Regardless of the technical device and details, the big change is expectations. Our expectations, and those of our clients, have developed from our personal use of technology, and those expectations and experiences have crossed into our daily business lives. We experience technology constantly throughout our day. Even on the golf course, many use electronic range finders. Technology is pervasive and no longer just a ‘tool,’ it is an integral part of our daily life experience.
Satya Nadella, Microsoft’s CEO, in his July 10th All Employee email, talked about how changes were affecting Microsoft in what he described as their Bold Ambition & Core.
‘We live in a mobile-first and cloud-first world.
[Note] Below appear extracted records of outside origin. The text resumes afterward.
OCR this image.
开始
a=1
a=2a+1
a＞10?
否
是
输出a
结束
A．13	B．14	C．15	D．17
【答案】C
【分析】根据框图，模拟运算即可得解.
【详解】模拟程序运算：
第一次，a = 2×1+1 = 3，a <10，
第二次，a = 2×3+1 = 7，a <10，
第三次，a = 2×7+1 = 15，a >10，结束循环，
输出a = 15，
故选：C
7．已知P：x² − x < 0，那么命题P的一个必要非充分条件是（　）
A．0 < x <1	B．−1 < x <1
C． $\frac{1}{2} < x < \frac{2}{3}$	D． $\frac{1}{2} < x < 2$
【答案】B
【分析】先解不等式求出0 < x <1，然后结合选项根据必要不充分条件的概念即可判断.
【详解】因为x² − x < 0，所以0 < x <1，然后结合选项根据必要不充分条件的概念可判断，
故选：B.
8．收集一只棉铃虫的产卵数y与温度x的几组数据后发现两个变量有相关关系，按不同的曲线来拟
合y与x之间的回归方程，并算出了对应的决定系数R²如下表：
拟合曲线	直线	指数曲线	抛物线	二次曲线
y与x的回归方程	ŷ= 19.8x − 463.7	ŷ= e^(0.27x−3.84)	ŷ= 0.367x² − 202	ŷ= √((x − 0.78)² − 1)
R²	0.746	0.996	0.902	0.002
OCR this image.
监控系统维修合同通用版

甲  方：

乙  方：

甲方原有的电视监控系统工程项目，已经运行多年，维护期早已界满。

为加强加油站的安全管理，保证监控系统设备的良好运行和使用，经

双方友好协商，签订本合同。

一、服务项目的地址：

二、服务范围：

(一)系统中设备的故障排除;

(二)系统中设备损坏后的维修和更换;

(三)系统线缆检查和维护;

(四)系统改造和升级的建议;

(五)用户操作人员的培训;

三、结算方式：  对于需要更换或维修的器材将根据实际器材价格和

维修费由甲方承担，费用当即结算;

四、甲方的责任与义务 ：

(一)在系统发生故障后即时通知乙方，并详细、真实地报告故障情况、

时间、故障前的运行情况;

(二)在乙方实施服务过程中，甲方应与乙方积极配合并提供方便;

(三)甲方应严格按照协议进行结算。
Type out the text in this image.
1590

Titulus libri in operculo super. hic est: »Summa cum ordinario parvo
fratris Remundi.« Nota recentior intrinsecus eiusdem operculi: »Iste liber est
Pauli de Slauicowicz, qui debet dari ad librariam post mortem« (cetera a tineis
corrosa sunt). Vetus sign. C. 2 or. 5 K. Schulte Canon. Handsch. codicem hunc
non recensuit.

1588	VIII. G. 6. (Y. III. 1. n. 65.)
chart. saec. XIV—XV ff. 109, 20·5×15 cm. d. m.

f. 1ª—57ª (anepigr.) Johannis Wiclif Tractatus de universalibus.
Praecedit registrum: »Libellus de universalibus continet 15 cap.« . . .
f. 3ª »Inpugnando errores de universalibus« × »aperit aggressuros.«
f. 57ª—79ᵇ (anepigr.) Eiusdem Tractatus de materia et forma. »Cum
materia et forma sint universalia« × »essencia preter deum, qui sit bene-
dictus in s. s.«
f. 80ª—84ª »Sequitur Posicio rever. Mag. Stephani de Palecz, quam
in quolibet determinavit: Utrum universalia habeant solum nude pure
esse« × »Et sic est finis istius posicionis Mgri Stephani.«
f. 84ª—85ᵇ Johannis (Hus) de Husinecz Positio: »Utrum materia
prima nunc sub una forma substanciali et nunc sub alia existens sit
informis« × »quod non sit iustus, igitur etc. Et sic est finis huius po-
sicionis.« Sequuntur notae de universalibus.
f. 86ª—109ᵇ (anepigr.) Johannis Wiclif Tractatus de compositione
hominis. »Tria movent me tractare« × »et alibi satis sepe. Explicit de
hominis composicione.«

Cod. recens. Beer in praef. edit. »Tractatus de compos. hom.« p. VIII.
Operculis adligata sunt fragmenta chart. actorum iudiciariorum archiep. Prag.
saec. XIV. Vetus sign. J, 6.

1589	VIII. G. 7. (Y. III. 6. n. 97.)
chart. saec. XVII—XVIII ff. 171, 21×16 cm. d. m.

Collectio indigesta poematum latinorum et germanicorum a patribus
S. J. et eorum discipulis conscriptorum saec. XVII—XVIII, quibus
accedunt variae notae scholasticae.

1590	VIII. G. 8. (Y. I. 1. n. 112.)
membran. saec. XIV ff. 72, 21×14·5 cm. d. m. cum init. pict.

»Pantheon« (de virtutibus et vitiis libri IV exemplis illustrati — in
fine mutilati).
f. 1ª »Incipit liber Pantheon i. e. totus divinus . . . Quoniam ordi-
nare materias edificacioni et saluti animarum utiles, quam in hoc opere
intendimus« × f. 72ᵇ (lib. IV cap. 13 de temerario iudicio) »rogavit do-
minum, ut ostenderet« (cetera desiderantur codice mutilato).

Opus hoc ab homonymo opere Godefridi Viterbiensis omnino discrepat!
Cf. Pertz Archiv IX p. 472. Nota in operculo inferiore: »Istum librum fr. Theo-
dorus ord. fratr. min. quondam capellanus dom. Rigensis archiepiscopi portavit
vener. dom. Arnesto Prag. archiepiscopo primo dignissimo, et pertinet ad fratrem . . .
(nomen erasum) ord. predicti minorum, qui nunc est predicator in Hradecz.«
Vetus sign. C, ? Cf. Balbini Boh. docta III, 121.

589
Computing is ubiquitous and experiences span devices and exhibit ambient intelligence. Billions of sensors, screens and devices – in conference rooms, living rooms, cities, cars, phones, PCs – are forming a vast network and streams of data that simply disappear into the background of our lives. This computing power will digitize nearly everything around us and will derive insights from all of the data being generated by interactions among people and between people and machines. We are moving from a world where computing power was scarce to a place where it now is almost limitless, and where the true scarce commodity is increasingly human attention.’
Whether you agree or disagree, love or hate Microsoft, the world is changing and how we use technology at home and in business is rapidly shifting and boundaries eroding.
So where does that leave law firms? We are moving into a technology era of personalization where technology delivers what you want to see, requiring less human attention to seek out and deliver relevant information. This already occurs in our personal use of technology – shopping online where ‘apps’ suggest and predict the information you will next want to see. This predictive computing is rapidly expanding beyond shopping at home, and entering business applications, focusing human attention where it is needed, and not on the chaff.
In his book, Tomorrow’s Lawyers, attorney and advisor Richard Susskind asks, ‘Are you comforted by other firms’ lack of progress?’
‘…most law firms, even the finest, tend to be driven more by a fear of lagging behind their competition than by a hunger for forging ahead of their rivals. Law firms, in other words, are motivated more by the need to avoid competitive disadvantage rather than a thirst for the attainment of competitive advantage.’
This could hardly be more opposite most other industries and with the current state of Big Law, I might take this further and suggest that it is now beyond a ‘thirst for attainment of competitive advantage.’ Technology is in everything we do, and as clients become increasingly discerning, seeking technology that “makes a difference” should be part of every firm’s survival reflex.
In a summary of the state of BigLaw, Thomson Reuters recently wrote, ‘Now is a time of cautious optimism for the legal marketplace compared to early recession years. However, a return to “business as usual” is an ill-advised strategy for firms amidst this resurgence of growth.’
As growth is revived, we need to continue to scrutinize how we operate and examine new ways to improve, both with respect to our business model and our supportive – and yes, technology can be leading – technology model. The IT methods of a decade ago are not what we need to survive and thrive in our new competitive environment. We need to simplify where we can and focus on gaining greater value from our IT investment, while effectively protecting ourselves in an increasingly regulated data environment, and using technology to help define and deliver future-state innovative legal services.